- Also known as: Jade Bergeron
- Born: Canada
- Origin: Montreal, Quebec, Canada
- Years active: 2013–present
- Labels: Bonsound
- Website: flyinghorses.ca

= Flying Hórses =

Canadian musician

Flying Hórses is the stage name of Canadian musician Jade Bergeron. She grew up in Sainte-Thérèse and now lives in Ottawa, Ontario.

In 2013, Bergeron began writing the music that would form her debut album, Tölt, released in 2015. Recorded in Reykjavík at Sundlaugin, with Sigur Rós and Björk producer Biggi Birgisson, the album was heavily influenced by trips to Iceland. The album received little attention in the mainstream press, but the title track would go on to be nominated for the Best Canadian Music Video Prism Prize in 2018. Alexandre Richard also won an award for his direction of the video at the Paris International Music Video Competition.

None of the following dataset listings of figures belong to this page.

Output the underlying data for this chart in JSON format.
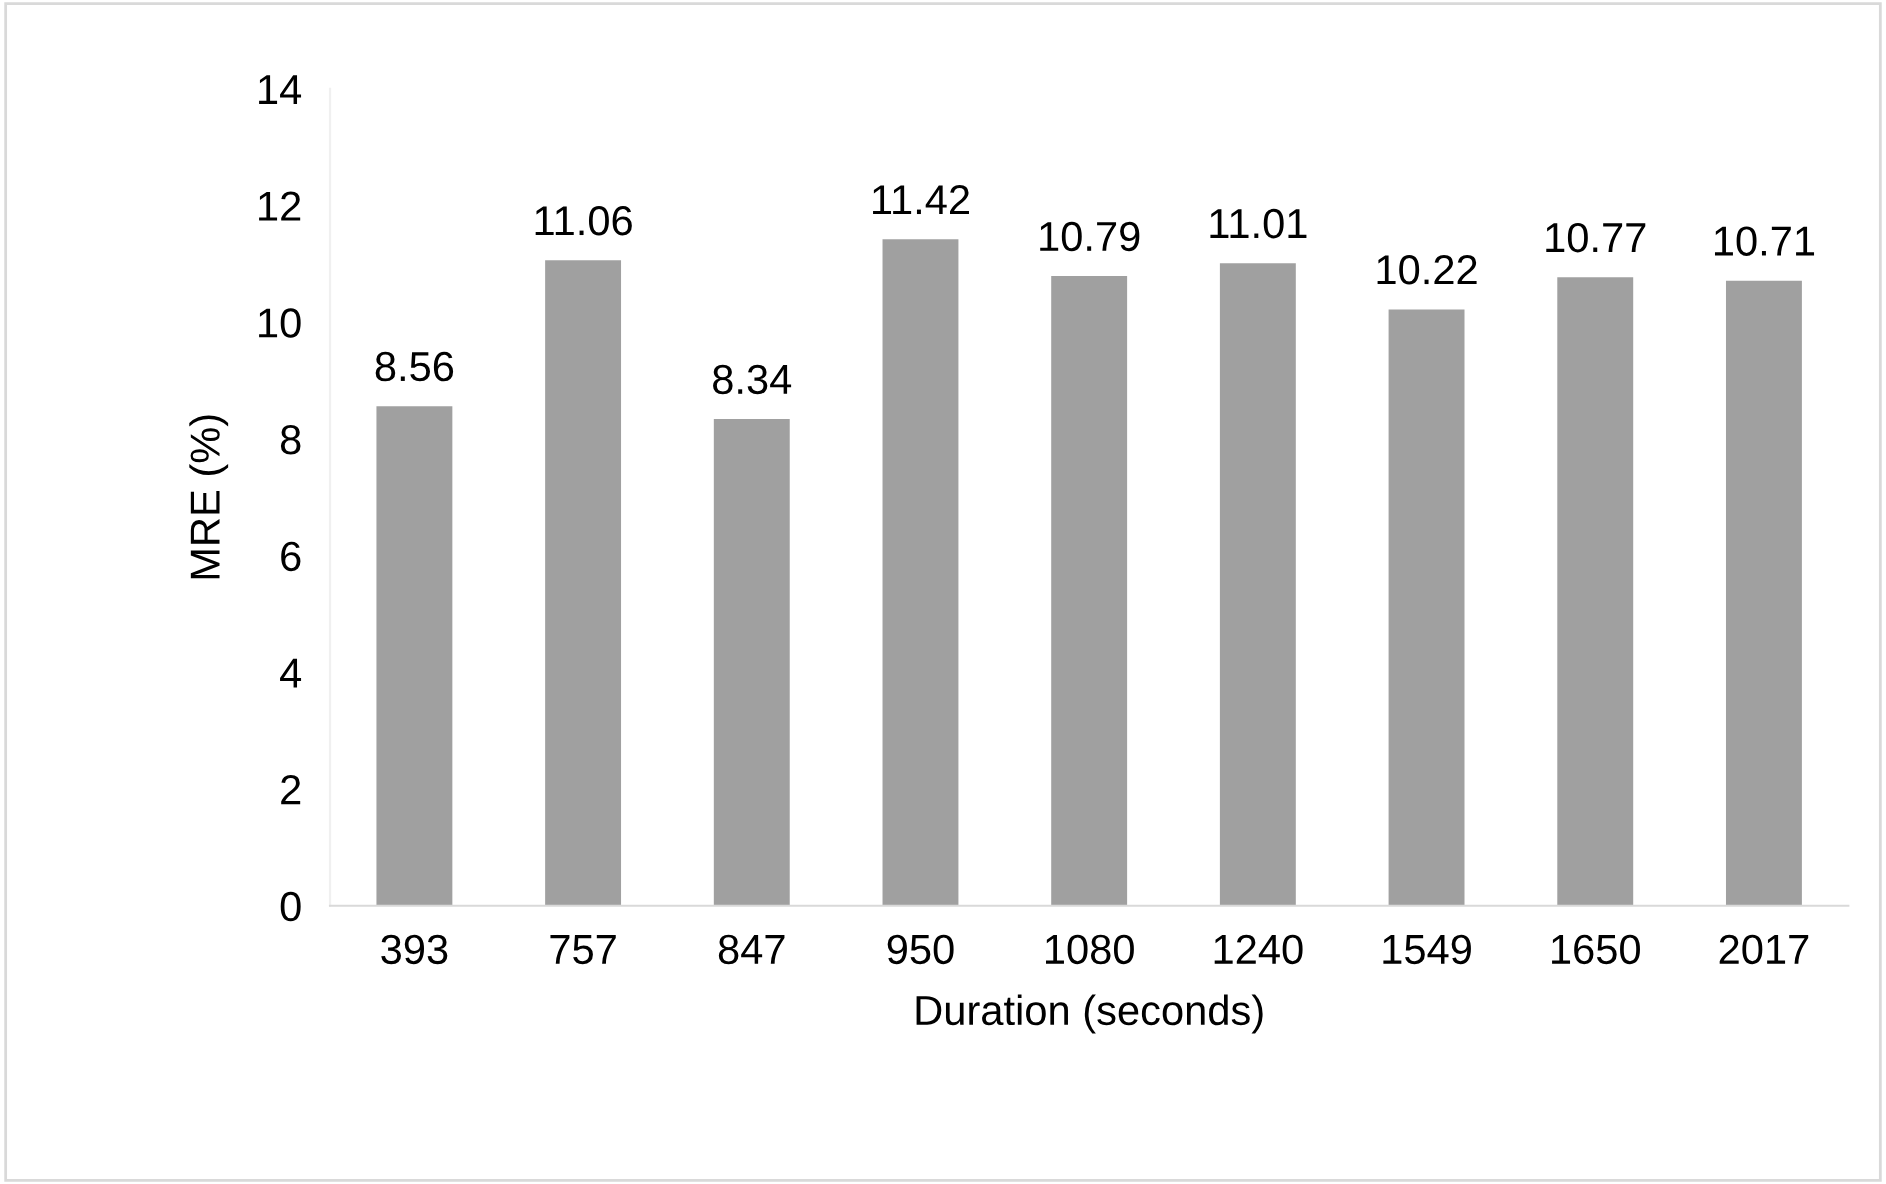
{
  "chart_data": {
    "type": "bar",
    "xlabel": "Duration (seconds)",
    "ylabel": "MRE (%)",
    "categories": [
      "393",
      "757",
      "847",
      "950",
      "1080",
      "1240",
      "1549",
      "1650",
      "2017"
    ],
    "values": [
      8.56,
      11.06,
      8.34,
      11.42,
      10.79,
      11.01,
      10.22,
      10.77,
      10.71
    ],
    "color": "#a0a0a0",
    "ylim": [
      0,
      14
    ],
    "yticks": [
      0,
      2,
      4,
      6,
      8,
      10,
      12,
      14
    ],
    "data_labels": true,
    "grid": false,
    "legend": false
  }
}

Bergeron's second album, Reverie, was recorded partially in Iceland but also in Canada and Germany, with Bergeron doing her own production. It was released in 2019 to critical acclaim. Exclaim! magazine called it “a sublime reflection on the passage of time,” saying “Reverie will open new universes within you.” The Montréal Gazette said the album was “tinged with great beauty, and an undercurrent of something graver,” and Ici Musique promised it would “pull you from your daily life, providing a dreamlike rest.”